The president of Microsoft slammed the National Security Agency (NSA) for its role in the ongoing global malware attack, saying it was "yet another example of why the stockpiling of vulnerabilities by governments is such a problem."
"Repeatedly, exploits in the hands of governments have leaked into the public domain and caused widespread damage," Brad Smith, president and chief legal officer at Microsoft, wrote in a blog post on Sunday. "An equivalent scenario with conventional weapons would be the U.S. military having some of its Tomahawk missiles stolen."
"The governments of the world should treat this attack as a wake-up call," Smith wrote.
Last Friday, stolen NSA malware was used to attack hospitals, universities, and businesses around the world, ultimately hitting hundreds of thousands of computers in more than 150 countries, including the U.S., reaching what Europol—Europe's leading police agency—described as an "unprecedented level." It forced the closure of multiple hospitals and ambulance companies, among other services and institutions. As of the weekend, it had spread to China, and security experts say it could just be getting started.
Smith's blog post appeared to be official confirmation that the NSA developed the virus.
"[T]his attack provides yet another example of why the stockpiling of vulnerabilities by governments is such a problem. This is an emerging pattern in 2017," Smith wrote.
The tool, known as "WannaCry," was stolen by a group known as the Shadow Brokers, using a weaponized Microsoft vulnerability developed by the NSA against the warnings of cyber security experts.

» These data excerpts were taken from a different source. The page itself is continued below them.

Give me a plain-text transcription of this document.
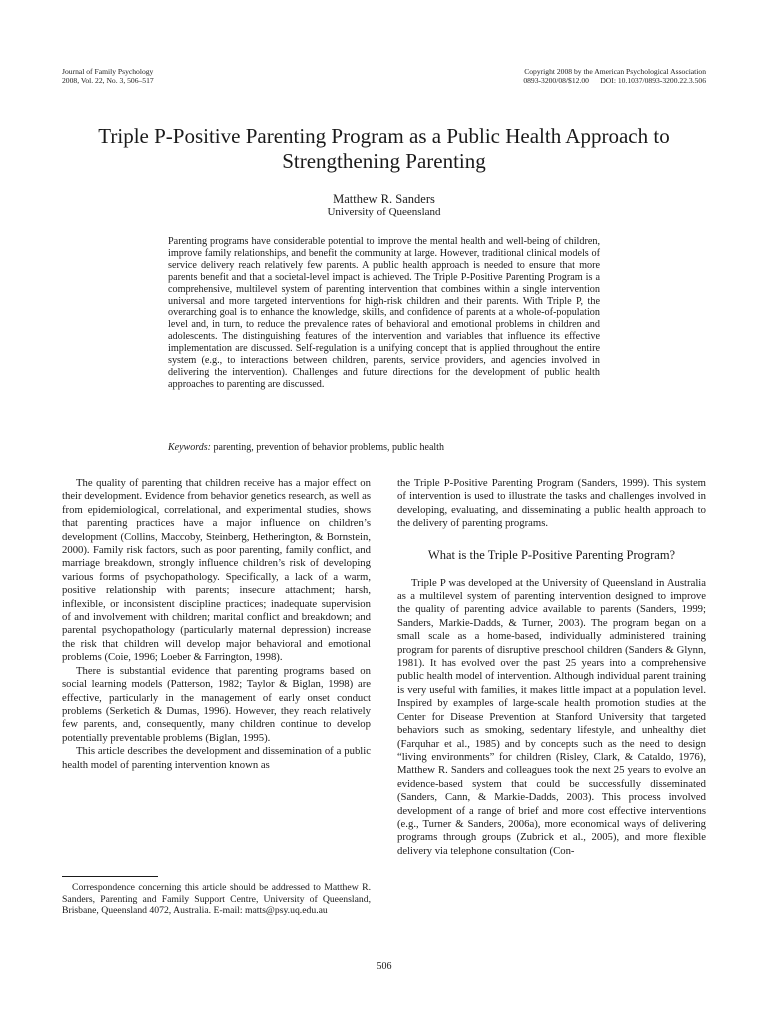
Journal of Family Psychology
2008, Vol. 22, No. 3, 506–517
Copyright 2008 by the American Psychological Association
0893-3200/08/$12.00      DOI: 10.1037/0893-3200.22.3.506
Triple P-Positive Parenting Program as a Public Health Approach to Strengthening Parenting
Matthew R. Sanders
University of Queensland
Parenting programs have considerable potential to improve the mental health and well-being of children, improve family relationships, and benefit the community at large. However, traditional clinical models of service delivery reach relatively few parents. A public health approach is needed to ensure that more parents benefit and that a societal-level impact is achieved. The Triple P-Positive Parenting Program is a comprehensive, multilevel system of parenting intervention that combines within a single intervention universal and more targeted interventions for high-risk children and their parents. With Triple P, the overarching goal is to enhance the knowledge, skills, and confidence of parents at a whole-of-population level and, in turn, to reduce the prevalence rates of behavioral and emotional problems in children and adolescents. The distinguishing features of the intervention and variables that influence its effective implementation are discussed. Self-regulation is a unifying concept that is applied throughout the entire system (e.g., to interactions between children, parents, service providers, and agencies involved in delivering the intervention). Challenges and future directions for the development of public health approaches to parenting are discussed.
Keywords: parenting, prevention of behavior problems, public health

The quality of parenting that children receive has a major effect on their development. Evidence from behavior genetics research, as well as from epidemiological, correlational, and experimental studies, shows that parenting practices have a major influence on children’s development (Collins, Maccoby, Steinberg, Hetherington, & Bornstein, 2000). Family risk factors, such as poor parenting, family conflict, and marriage breakdown, strongly influence children’s risk of developing various forms of psychopathology. Specifically, a lack of a warm, positive relationship with parents; insecure attachment; harsh, inflexible, or inconsistent discipline practices; inadequate supervision of and involvement with children; marital conflict and breakdown; and parental psychopathology (particularly maternal depression) increase the risk that children will develop major behavioral and emotional problems (Coie, 1996; Loeber & Farrington, 1998).

There is substantial evidence that parenting programs based on social learning models (Patterson, 1982; Taylor & Biglan, 1998) are effective, particularly in the management of early onset conduct problems (Serketich & Dumas, 1996). However, they reach relatively few parents, and, consequently, many children continue to develop potentially preventable problems (Biglan, 1995).

This article describes the development and dissemination of a public health model of parenting intervention known as

the Triple P-Positive Parenting Program (Sanders, 1999). This system of intervention is used to illustrate the tasks and challenges involved in developing, evaluating, and disseminating a public health approach to the delivery of parenting programs.

What is the Triple P-Positive Parenting Program?

Triple P was developed at the University of Queensland in Australia as a multilevel system of parenting intervention designed to improve the quality of parenting advice available to parents (Sanders, 1999; Sanders, Markie-Dadds, & Turner, 2003). The program began on a small scale as a home-based, individually administered training program for parents of disruptive preschool children (Sanders & Glynn, 1981). It has evolved over the past 25 years into a comprehensive public health model of intervention. Although individual parent training is very useful with families, it makes little impact at a population level. Inspired by examples of large-scale health promotion studies at the Center for Disease Prevention at Stanford University that targeted behaviors such as smoking, sedentary lifestyle, and unhealthy diet (Farquhar et al., 1985) and by concepts such as the need to design “living environments” for children (Risley, Clark, & Cataldo, 1976), Matthew R. Sanders and colleagues took the next 25 years to evolve an evidence-based system that could be successfully disseminated (Sanders, Cann, & Markie-Dadds, 2003). This process involved development of a range of brief and more cost effective interventions (e.g., Turner & Sanders, 2006a), more economical ways of delivering programs through groups (Zubrick et al., 2005), and more flexible delivery via telephone consultation (Con-

Correspondence concerning this article should be addressed to Matthew R. Sanders, Parenting and Family Support Centre, University of Queensland, Brisbane, Queensland 4072, Australia. E-mail: matts@psy.uq.edu.au

506
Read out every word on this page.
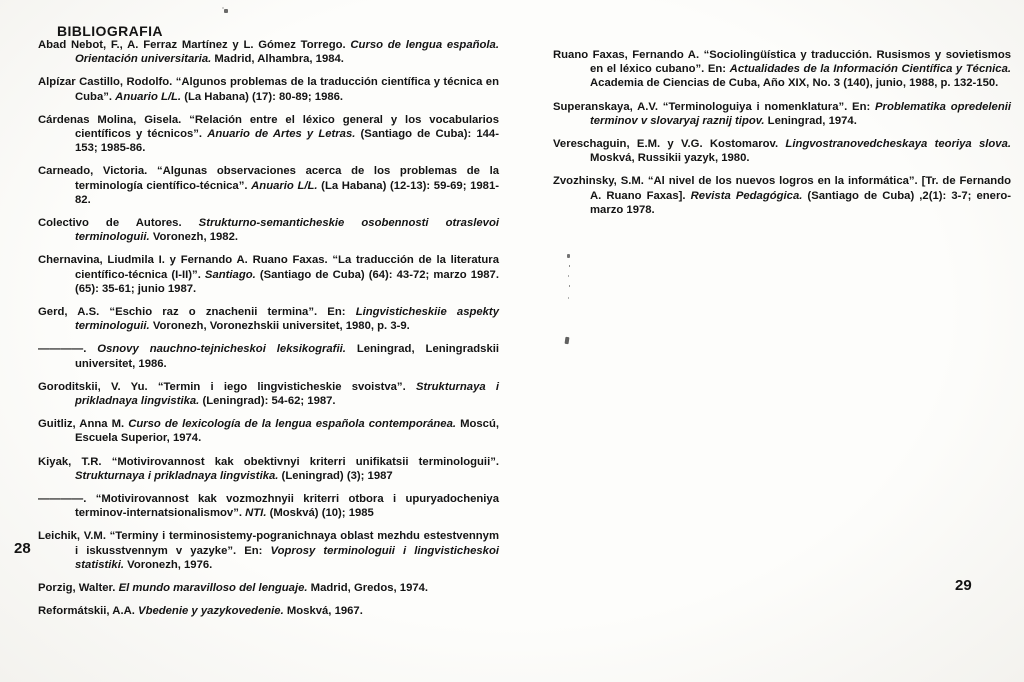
BIBLIOGRAFIA

Abad Nebot, F., A. Ferraz Martínez y L. Gómez Torrego. Curso de lengua española. Orientación universitaria. Madrid, Alhambra, 1984.

Alpízar Castillo, Rodolfo. “Algunos problemas de la traducción científica y técnica en Cuba”. Anuario L/L. (La Habana) (17): 80-89; 1986.

Cárdenas Molina, Gisela. “Relación entre el léxico general y los vocabularios científicos y técnicos”. Anuario de Artes y Letras. (Santiago de Cuba): 144-153; 1985-86.

Carneado, Victoria. “Algunas observaciones acerca de los problemas de la terminología científico-técnica”. Anuario L/L. (La Habana) (12-13): 59-69; 1981-82.

Colectivo de Autores. Strukturno-semanticheskie osobennosti otraslevoi terminologuii. Voronezh, 1982.

Chernavina, Liudmila I. y Fernando A. Ruano Faxas. “La traducción de la literatura científico-técnica (I-II)”. Santiago. (Santiago de Cuba) (64): 43-72; marzo 1987. (65): 35-61; junio 1987.

Gerd, A.S. “Eschio raz o znachenii termina”. En: Lingvisticheskiie aspekty terminologuii. Voronezh, Voronezhskii universitet, 1980, p. 3-9.

————. Osnovy nauchno-tejnicheskoi leksikografii. Leningrad, Leningradskii universitet, 1986.

Goroditskii, V. Yu. “Termin i iego lingvisticheskie svoistva”. Strukturnaya i prikladnaya lingvistika. (Leningrad): 54-62; 1987.

Guitliz, Anna M. Curso de lexicología de la lengua española contemporánea. Moscú, Escuela Superior, 1974.

Kiyak, T.R. “Motivirovannost kak obektivnyi kriterri unifikatsii terminologuii”. Strukturnaya i prikladnaya lingvistika. (Leningrad) (3); 1987

————. “Motivirovannost kak vozmozhnyii kriterri otbora i upuryadocheniya terminov-internatsionalismov”. NTI. (Moskvá) (10); 1985

Leichik, V.M. “Terminy i terminosistemy-pogranichnaya oblast mezhdu estestvennym i iskusstvennym v yazyke”. En: Voprosy terminologuii i lingvisticheskoi statistiki. Voronezh, 1976.

Porzig, Walter. El mundo maravilloso del lenguaje. Madrid, Gredos, 1974.

Reformátskii, A.A. Vbedenie y yazykovedenie. Moskvá, 1967.

Ruano Faxas, Fernando A. “Sociolingüística y traducción. Rusismos y sovietismos en el léxico cubano”. En: Actualidades de la Información Científica y Técnica. Academia de Ciencias de Cuba, Año XIX, No. 3 (140), junio, 1988, p. 132-150.

Superanskaya, A.V. “Terminologuiya i nomenklatura”. En: Problematika opredelenii terminov v slovaryaj raznij tipov. Leningrad, 1974.

Vereschaguin, E.M. y V.G. Kostomarov. Lingvostranovedcheskaya teoriya slova. Moskvá, Russikii yazyk, 1980.

Zvozhinsky, S.M. “Al nivel de los nuevos logros en la informática”. [Tr. de Fernando A. Ruano Faxas]. Revista Pedagógica. (Santiago de Cuba) ,2(1): 3-7; enero-marzo 1978.

28
29
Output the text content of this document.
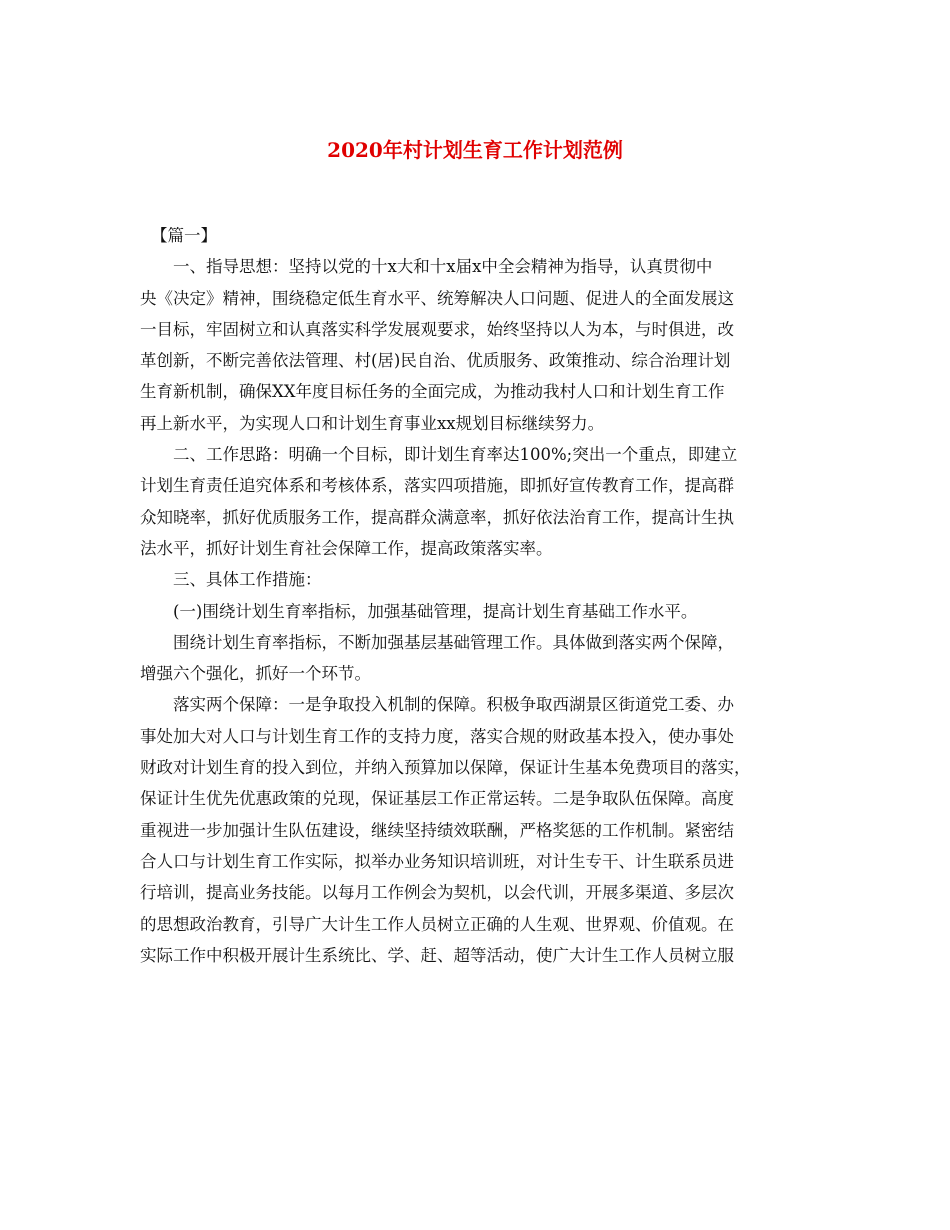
2020年村计划生育工作计划范例
【篇一】
一、指导思想：坚持以党的十x大和十x届x中全会精神为指导，认真贯彻中
央《决定》精神，围绕稳定低生育水平、统筹解决人口问题、促进人的全面发展这
一目标，牢固树立和认真落实科学发展观要求，始终坚持以人为本，与时俱进，改
革创新，不断完善依法管理、村(居)民自治、优质服务、政策推动、综合治理计划
生育新机制，确保XX年度目标任务的全面完成，为推动我村人口和计划生育工作
再上新水平，为实现人口和计划生育事业xx规划目标继续努力。
二、工作思路：明确一个目标，即计划生育率达100%;突出一个重点，即建立
计划生育责任追究体系和考核体系，落实四项措施，即抓好宣传教育工作，提高群
众知晓率，抓好优质服务工作，提高群众满意率，抓好依法治育工作，提高计生执
法水平，抓好计划生育社会保障工作，提高政策落实率。
三、具体工作措施：
(一)围绕计划生育率指标，加强基础管理，提高计划生育基础工作水平。
围绕计划生育率指标，不断加强基层基础管理工作。具体做到落实两个保障，
增强六个强化，抓好一个环节。
落实两个保障：一是争取投入机制的保障。积极争取西湖景区街道党工委、办
事处加大对人口与计划生育工作的支持力度，落实合规的财政基本投入，使办事处
财政对计划生育的投入到位，并纳入预算加以保障，保证计生基本免费项目的落实，
保证计生优先优惠政策的兑现，保证基层工作正常运转。二是争取队伍保障。高度
重视进一步加强计生队伍建设，继续坚持绩效联酬，严格奖惩的工作机制。紧密结
合人口与计划生育工作实际，拟举办业务知识培训班，对计生专干、计生联系员进
行培训，提高业务技能。以每月工作例会为契机，以会代训，开展多渠道、多层次
的思想政治教育，引导广大计生工作人员树立正确的人生观、世界观、价值观。在
实际工作中积极开展计生系统比、学、赶、超等活动，使广大计生工作人员树立服
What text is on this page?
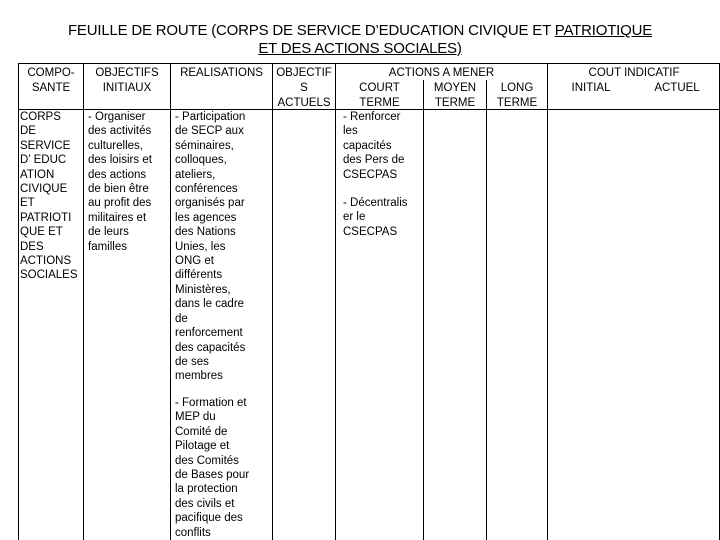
FEUILLE DE ROUTE (CORPS DE SERVICE D’EDUCATION CIVIQUE ET PATRIOTIQUE
ET DES ACTIONS SOCIALES)
COMPO-
SANTE
OBJECTIFS
INITIAUX
REALISATIONS	OBJECTIF
S
ACTUELS
ACTIONS A MENER
COURT
TERME
MOYEN
TERME
LONG
TERME
COUT INDICATIF
INITIAL	ACTUEL
CORPS
DE
SERVICE
D’ EDUC
ATION
CIVIQUE
ET
PATRIOTI
QUE ET
DES
ACTIONS
SOCIALES
- Organiser
des activités
culturelles,
des loisirs et
des actions
de bien être
au profit des
militaires et
de leurs
familles
- Participation
de SECP aux
séminaires,
colloques,
ateliers,
conférences
organisés par
les agences
des Nations
Unies, les
ONG et
différents
Ministères,
dans le cadre
de
renforcement
des capacités
de ses
membres
- Formation et
MEP du
Comité de
Pilotage et
des Comités
de Bases pour
la protection
des civils et
pacifique des
conflits
- Renforcer
les
capacités
des Pers de
CSECPAS
- Décentralis
er le
CSECPAS
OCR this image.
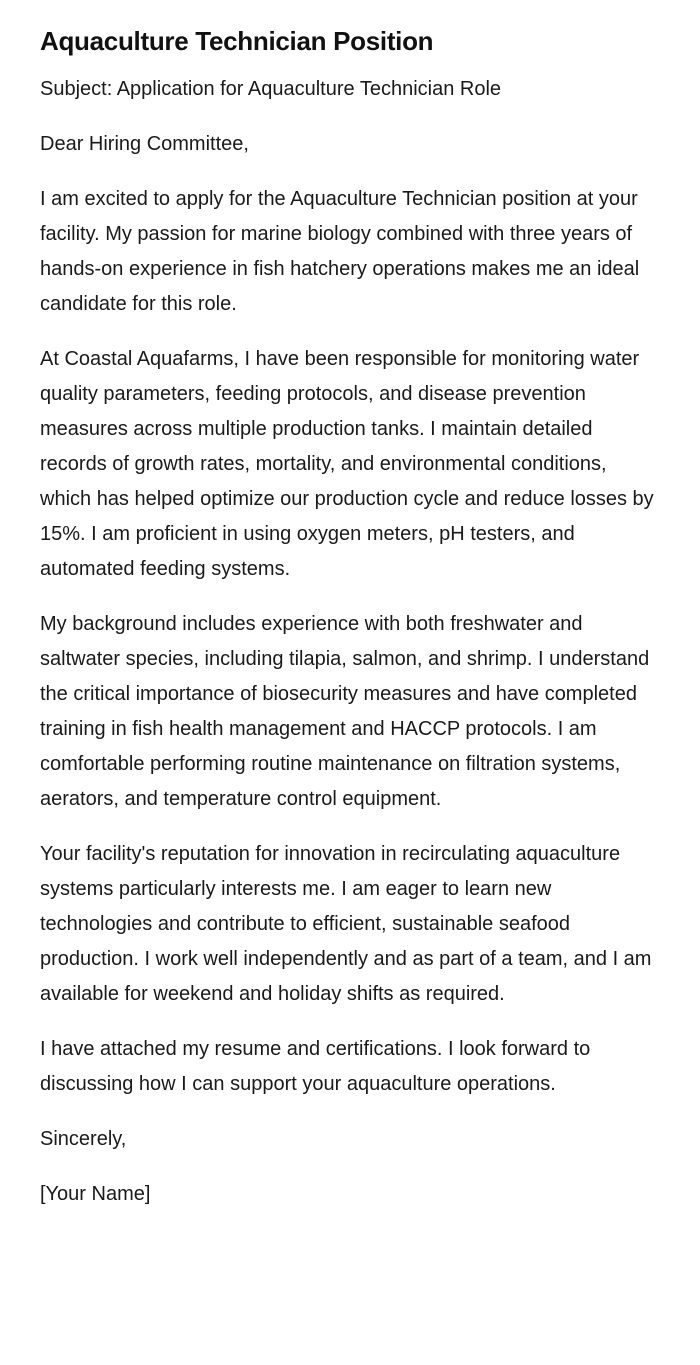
Aquaculture Technician Position

Subject: Application for Aquaculture Technician Role

Dear Hiring Committee,

I am excited to apply for the Aquaculture Technician position at your facility. My passion for marine biology combined with three years of hands-on experience in fish hatchery operations makes me an ideal candidate for this role.

At Coastal Aquafarms, I have been responsible for monitoring water quality parameters, feeding protocols, and disease prevention measures across multiple production tanks. I maintain detailed records of growth rates, mortality, and environmental conditions, which has helped optimize our production cycle and reduce losses by 15%. I am proficient in using oxygen meters, pH testers, and automated feeding systems.

My background includes experience with both freshwater and saltwater species, including tilapia, salmon, and shrimp. I understand the critical importance of biosecurity measures and have completed training in fish health management and HACCP protocols. I am comfortable performing routine maintenance on filtration systems, aerators, and temperature control equipment.

Your facility's reputation for innovation in recirculating aquaculture systems particularly interests me. I am eager to learn new technologies and contribute to efficient, sustainable seafood production. I work well independently and as part of a team, and I am available for weekend and holiday shifts as required.

I have attached my resume and certifications. I look forward to discussing how I can support your aquaculture operations.

Sincerely,

[Your Name]
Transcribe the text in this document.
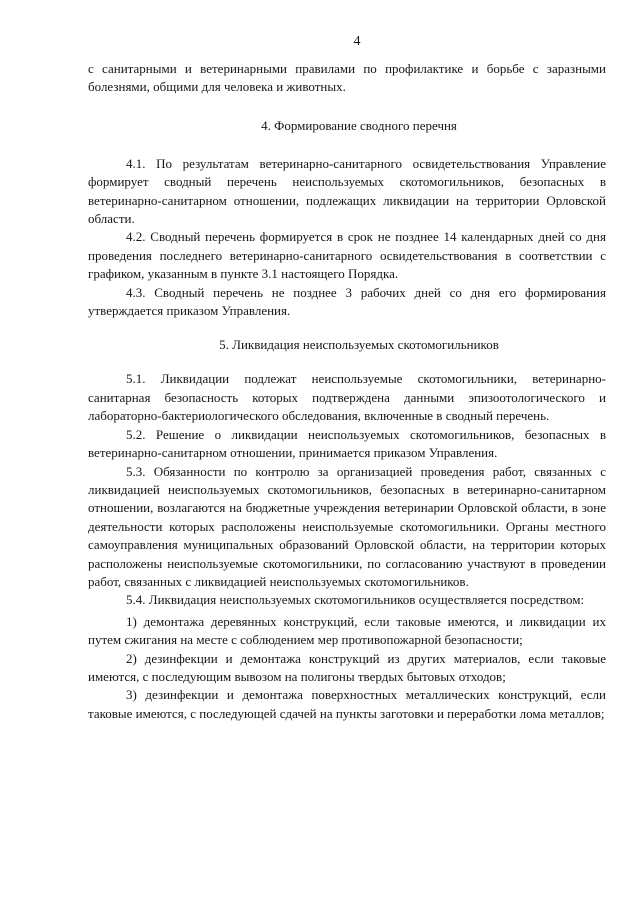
4

с санитарными и ветеринарными правилами по профилактике и борьбе с заразными болезнями, общими для человека и животных.

4. Формирование сводного перечня

4.1. По результатам ветеринарно-санитарного освидетельствования Управление формирует сводный перечень неиспользуемых скотомогильников, безопасных в ветеринарно-санитарном отношении, подлежащих ликвидации на территории Орловской области.

4.2. Сводный перечень формируется в срок не позднее 14 календарных дней со дня проведения последнего ветеринарно-санитарного освидетельствования в соответствии с графиком, указанным в пункте 3.1 настоящего Порядка.

4.3. Сводный перечень не позднее 3 рабочих дней со дня его формирования утверждается приказом Управления.

5. Ликвидация неиспользуемых скотомогильников

5.1. Ликвидации подлежат неиспользуемые скотомогильники, ветеринарно-санитарная безопасность которых подтверждена данными эпизоотологического и лабораторно-бактериологического обследования, включенные в сводный перечень.

5.2. Решение о ликвидации неиспользуемых скотомогильников, безопасных в ветеринарно-санитарном отношении, принимается приказом Управления.

5.3. Обязанности по контролю за организацией проведения работ, связанных с ликвидацией неиспользуемых скотомогильников, безопасных в ветеринарно-санитарном отношении, возлагаются на бюджетные учреждения ветеринарии Орловской области, в зоне деятельности которых расположены неиспользуемые скотомогильники. Органы местного самоуправления муниципальных образований Орловской области, на территории которых расположены неиспользуемые скотомогильники, по согласованию участвуют в проведении работ, связанных с ликвидацией неиспользуемых скотомогильников.

5.4. Ликвидация неиспользуемых скотомогильников осуществляется посредством:

1) демонтажа деревянных конструкций, если таковые имеются, и ликвидации их путем сжигания на месте с соблюдением мер противопожарной безопасности;

2) дезинфекции и демонтажа конструкций из других материалов, если таковые имеются, с последующим вывозом на полигоны твердых бытовых отходов;

3) дезинфекции и демонтажа поверхностных металлических конструкций, если таковые имеются, с последующей сдачей на пункты заготовки и переработки лома металлов;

WannaCry operates by locking the user out of their system, encrypting the data, and demanding a ransom via Bitcoin to release it, starting as high as $300.
Microsoft in March released a patch for users to remove the vulnerability, but long-standing delays in updating major systems—such as the National Health Service (NHS) in the U.K.—exacerbated by a lack of support from the software company, allowed the attack to spread quickly around the world.
"The fact that so many computers remained vulnerable two months after the release of a patch illustrates this aspect," Smith wrote Sunday. "As cybercriminals become more sophisticated, there is simply no way for customers to protect themselves against threats unless they update their systems. Otherwise they're literally fighting the problems of the present with tools from the past."
Still, he said, the greatest burden should fall on the government. He reiterated Microsoft's call for a "Digital Geneva Convention" to create new requirements for governments to report vulnerabilities to vendors rather than stockpile, sell, or weaponize them.
"They need to take a different approach and adhere in cyberspace to the same rules applied to weapons in the physical world," he wrote. "We need governments to consider the damage to civilians that comes from hoarding these vulnerabilities and the use of these exploits."